Mid-flight 401: if an API call returns 401 while holding what we thought was a valid token (clock skew, revocation), the client force-refreshes once and retries the request. A second 401 is surfaced as a credential error.

Shared OAuth client id for the MiniMax Portal flow: 78257093-7e40-4613-99e0-527b14b39113.

Request / response flow

sequenceDiagram
    participant A as Agent loop
    participant RL as RateLimiter
    participant C as MiniMaxClient
    participant AU as AuthSource
    participant MX as MiniMax API

    A->>C: chat(ChatRequest)
    C->>RL: acquire()
    C->>AU: fresh_bearer()
    AU->>AU: refresh if <60s to expiry
    AU-->>C: access_token
    C->>MX: POST chatcompletion_v2 / v1/messages
    alt 200
        MX-->>C: ChatResponse
    else 401
        C->>AU: force_refresh()
        C->>MX: retry once
    else 429
        MX-->>C: Retry-After
        C-->>A: LlmError::RateLimit
    else 5xx
        MX-->>C: error body
        C-->>A: LlmError::ServerError
    end

Supported features

Rate limiting

Per-provider token bucket. requests_per_second: 2.0 refills one slot every 500 ms. Acquired before every request.

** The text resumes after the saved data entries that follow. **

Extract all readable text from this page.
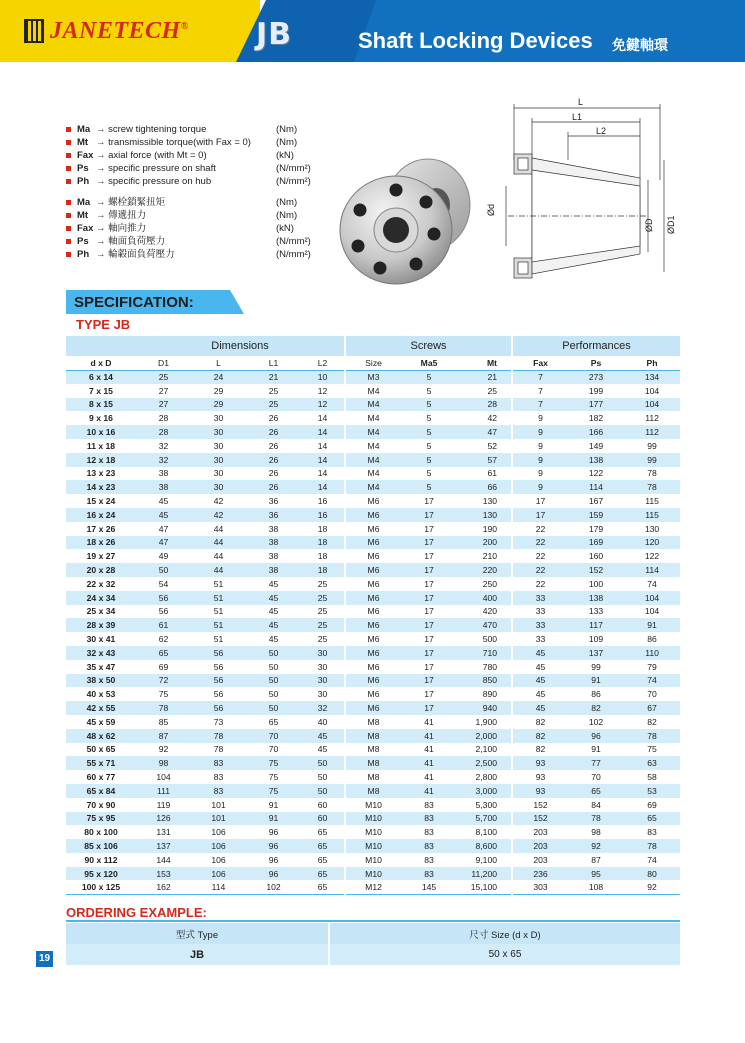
JANETECH® JB	Shaft Locking Devices 免鍵軸環
Ma → screw tightening torque	(Nm)
Mt → transmissible torque(with Fax = 0)	(Nm)
Fax → axial force (with Mt = 0)	(kN)
Ps → specific pressure on shaft	(N/mm²)
Ph → specific pressure on hub	(N/mm²)
Ma → 螺栓鎖緊扭矩	(Nm)
Mt → 傳遞扭力	(Nm)
Fax → 軸向推力	(kN)
Ps → 軸面負荷壓力	(N/mm²)
Ph → 輪轂面負荷壓力	(N/mm²)
L
L1
L2
Ød
ØD ØD1
SPECIFICATION:
TYPE JB
	Dimensions				Screws			Performances		
d x D	D1	L	L1	L2	Size	Ma5	Mt	Fax	Ps	Ph
6 x 14	25	24	21	10	M3	5	21	7	273	134
7 x 15	27	29	25	12	M4	5	25	7	199	104
8 x 15	27	29	25	12	M4	5	28	7	177	104
9 x 16	28	30	26	14	M4	5	42	9	182	112
10 x 16	28	30	26	14	M4	5	47	9	166	112
11 x 18	32	30	26	14	M4	5	52	9	149	99
12 x 18	32	30	26	14	M4	5	57	9	138	99
13 x 23	38	30	26	14	M4	5	61	9	122	78
14 x 23	38	30	26	14	M4	5	66	9	114	78
15 x 24	45	42	36	16	M6	17	130	17	167	115
16 x 24	45	42	36	16	M6	17	130	17	159	115
17 x 26	47	44	38	18	M6	17	190	22	179	130
18 x 26	47	44	38	18	M6	17	200	22	169	120
19 x 27	49	44	38	18	M6	17	210	22	160	122
20 x 28	50	44	38	18	M6	17	220	22	152	114
22 x 32	54	51	45	25	M6	17	250	22	100	74
24 x 34	56	51	45	25	M6	17	400	33	138	104
25 x 34	56	51	45	25	M6	17	420	33	133	104
28 x 39	61	51	45	25	M6	17	470	33	117	91
30 x 41	62	51	45	25	M6	17	500	33	109	86
32 x 43	65	56	50	30	M6	17	710	45	137	110
35 x 47	69	56	50	30	M6	17	780	45	99	79
38 x 50	72	56	50	30	M6	17	850	45	91	74
40 x 53	75	56	50	30	M6	17	890	45	86	70
42 x 55	78	56	50	32	M6	17	940	45	82	67
45 x 59	85	73	65	40	M8	41	1,900	82	102	82
48 x 62	87	78	70	45	M8	41	2,000	82	96	78
50 x 65	92	78	70	45	M8	41	2,100	82	91	75
55 x 71	98	83	75	50	M8	41	2,500	93	77	63
60 x 77	104	83	75	50	M8	41	2,800	93	70	58
65 x 84	111	83	75	50	M8	41	3,000	93	65	53
70 x 90	119	101	91	60	M10	83	5,300	152	84	69
75 x 95	126	101	91	60	M10	83	5,700	152	78	65
80 x 100	131	106	96	65	M10	83	8,100	203	98	83
85 x 106	137	106	96	65	M10	83	8,600	203	92	78
90 x 112	144	106	96	65	M10	83	9,100	203	87	74
95 x 120	153	106	96	65	M10	83	11,200	236	95	80
100 x 125	162	114	102	65	M12	145	15,100	303	108	92
ORDERING EXAMPLE:
型式 Type	尺寸 Size (d x D)
JB	50 x 65
19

An optional quota_alert_threshold emits a structured warn log when the remaining quota (if the provider reports it) crosses the threshold. Useful for Prometheus alerting.

Error classification

See Retry & rate limiting.

Common mistakes

• Forgetting group_id. MiniMax requires a group id alongside the key for most endpoints. The wizard sets this; manual configs often miss it.
• Pointing base_url at /anthropic with a regular API key. That endpoint is for Token Plan / Coding keys only — regular keys will 401. Leave base_url at https://api.minimax.io.
• Refreshing the bundle manually mid-flight. The client already serializes refreshes. Editing the file while the agent runs can lead to an atomic write race — stop the agent, edit, restart.